For Danish saxophonist/composer Niels Lyhne Løkkegaard, there is no such danger. While often praised for the awe-inspiring technical mastery of his instrument, Løkkegaard chooses to let the music speak in gentle, subtle colors, preferring to let the notes emerge out of silence and space.

The cover, depicting a naked field shrouded in grey mist, immediately betrays the melancholy mood of an album that is also underlined by its title, The Scale of Grey. The Tone of Black; but while it is true that the music, at times, has a bleak, almost barren feeling, on closer listening it unfolds a richness, a warmth and variation, just like the bare brown field on closer inspection reveals the soft hues of green.

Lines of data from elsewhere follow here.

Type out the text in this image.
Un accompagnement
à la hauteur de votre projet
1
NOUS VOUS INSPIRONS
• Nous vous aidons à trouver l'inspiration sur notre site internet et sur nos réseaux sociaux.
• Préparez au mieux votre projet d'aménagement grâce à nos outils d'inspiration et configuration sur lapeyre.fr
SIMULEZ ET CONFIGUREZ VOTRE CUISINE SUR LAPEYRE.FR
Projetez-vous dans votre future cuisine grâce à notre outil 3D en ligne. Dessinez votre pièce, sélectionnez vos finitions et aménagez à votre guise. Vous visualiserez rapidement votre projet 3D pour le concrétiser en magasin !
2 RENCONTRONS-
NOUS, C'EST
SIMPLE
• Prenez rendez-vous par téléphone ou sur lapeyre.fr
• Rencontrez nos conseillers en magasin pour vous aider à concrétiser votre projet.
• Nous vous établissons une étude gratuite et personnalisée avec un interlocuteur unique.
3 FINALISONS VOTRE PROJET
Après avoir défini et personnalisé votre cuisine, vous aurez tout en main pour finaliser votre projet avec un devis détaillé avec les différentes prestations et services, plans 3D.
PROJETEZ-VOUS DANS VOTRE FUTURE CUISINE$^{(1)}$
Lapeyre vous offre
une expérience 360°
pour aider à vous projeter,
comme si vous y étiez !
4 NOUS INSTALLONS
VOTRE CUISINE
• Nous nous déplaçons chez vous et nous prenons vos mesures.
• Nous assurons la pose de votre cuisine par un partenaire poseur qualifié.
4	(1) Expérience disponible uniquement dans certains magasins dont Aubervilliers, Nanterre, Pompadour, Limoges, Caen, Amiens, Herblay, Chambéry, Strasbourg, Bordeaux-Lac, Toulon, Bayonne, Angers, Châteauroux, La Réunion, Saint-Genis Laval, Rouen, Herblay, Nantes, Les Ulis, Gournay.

The trilogy of "The Opening," "The Endeavour" and "The Restraint" is a study in understatement. Jeppe Kjellberg carefully spins a pattern of guitar lines wherein Christoffer Steen Møller's prickling piano gently falls, while Løkkegaard's saxophone almost anonymously sneaks itself in from the side like a whispering ghost.

"The Unspeakable" introduces the rhythm section of bassist Lennart Ginman and drummer Jeppe Gram, whose ethereal timekeeping fits the music perfectly. When the rhythms get more confined, as happens in the march-like pulse of "The Wasteland," the pair still retains a floating, impressionistic color, underlined by Møller's harmonies and the wordless voice of Løkkegaard, whose hum adds another contrast to the piece.

The Scale of Grey. The Tone of Black is an exquisitely subtle sound painting whose qualities are enhanced through repeated listening. An excellent example of the new Danish melancholy practiced by the likes of guitarist Jakob Bro and pianist Søren Bebe, it is an album where the measured use of tonality and color of mood speaks of a carefully constructed artistic vision.